Brewpubs currently represent the largest segment of craft beer. Of the 1,940 craft breweries in operation last year, 1,063 were brewpubs.

CONTRACT BREWING COMPANY: A contract brewery is one that hires another brewery to produce its beer – known as the producer-brewery – and/or a brewery with limited capacity that hires another brewery to produce additional quantities of its beer. A contract brewery handles the marketing, sales, and distribution of its beer, while the brewing and packaging of its beer is left to its producer-brewery.

Contract brewing is often the quickest and least expensive route to starting a new beer company. Most contract breweries pay flat fees to its producer-brewery based on a number of barrels produced. The benefits are clear: a contract brewery can build its brand without the difficult and time-consuming process of acquiring state and federal brewing licenses and none of upfront capital costs associated with the construction of a brewing facility.
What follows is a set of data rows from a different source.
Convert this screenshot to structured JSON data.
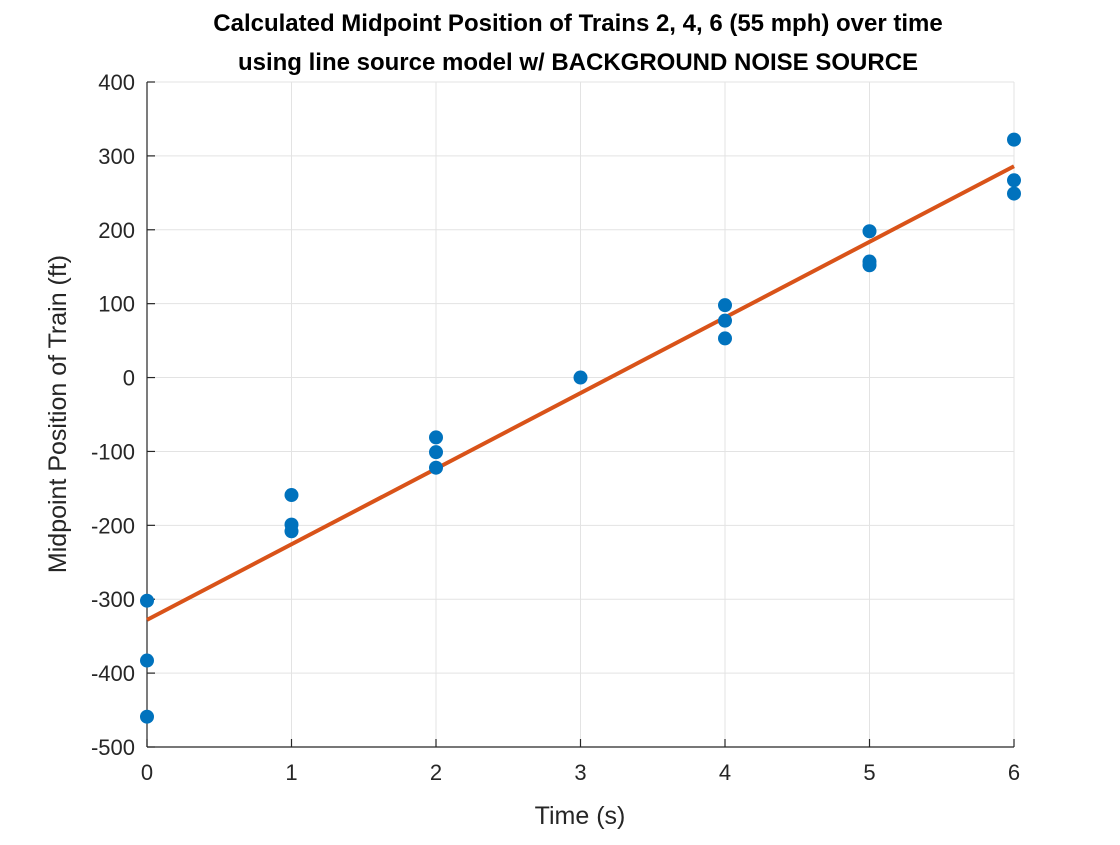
{
  "chart_data": {
    "type": "scatter",
    "title": [
      "Calculated Midpoint Position of Trains 2, 4, 6 (55 mph) over time",
      "using line source model w/ BACKGROUND NOISE SOURCE"
    ],
    "xlabel": "Time (s)",
    "ylabel": "Midpoint Position of Train (ft)",
    "xlim": [
      0,
      6
    ],
    "ylim": [
      -500,
      400
    ],
    "xticks": [
      0,
      1,
      2,
      3,
      4,
      5,
      6
    ],
    "yticks": [
      -500,
      -400,
      -300,
      -200,
      -100,
      0,
      100,
      200,
      300,
      400
    ],
    "grid": true,
    "colors": {
      "points": "#0072BD",
      "fit_line": "#D95319"
    },
    "series": [
      {
        "type": "scatter",
        "x": [
          0,
          0,
          0,
          1,
          1,
          1,
          2,
          2,
          2,
          3,
          4,
          4,
          4,
          5,
          5,
          5,
          6,
          6,
          6
        ],
        "y": [
          -302,
          -383,
          -459,
          -159,
          -199,
          -208,
          -81,
          -101,
          -122,
          0,
          98,
          77,
          53,
          198,
          157,
          152,
          322,
          267,
          249
        ]
      },
      {
        "type": "line",
        "x": [
          0,
          6
        ],
        "y": [
          -328,
          286
        ]
      }
    ]
  }
}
A similar business model is that of an “alternating proprietorship,” or “altprop” for short.  While the BA does not designate an alternating proprietorship as a specific craft beer segment, the term is used by the TTB to describe an arrangement in which two or more people share the physical premises of a brewery. In most cases, an alternating proprietorship represents a contract in which an existing brewery with excess brewing capacity rents space and equipment to a tenant brewer, often a new entrant into the beer business.

REGIONAL CRAFT BREWERY: A regional craft brewery produces between 15,000 and 6,000,000 barrels of beer annually. With a growing number of microbreweries increasing production and expanding into new distribution territories, the number of regional craft breweries is on the rise, yet the segment is still the smallest within the craft beer industry. Nevertheless, these larger operations represent the largest sales growth for craft beer, so much so that the Brewers Association created what has come to be known as “The Sam Adams Provision.”

Up until 2011, the Brewers Association based the production ceiling for a craft brewery on a 1976 tax code which defined “a small brewery” as one that produced less than 2 million barrels of beer per year. By 2010, however, the Boston Beer Company (BBC), the largest craft brewery in the country and manufacturer of Samuel Adams beer, was approaching 2 million barrels of production, with expectations that it would exceed that amount within a short number of years.

While the BA refuted claims that it was changing its definition of craft beer in response to the growth of BBC, on December 20, 2010, the BA’s board of directors voted to alter the BA’s designation of “small” craft brewer to refer to “any independent brewery that produces up to 6 million barrels of traditional beer.” Notably, BBC is currently – and has always been – the only craft brewery that produces over 1 million barrels of beer.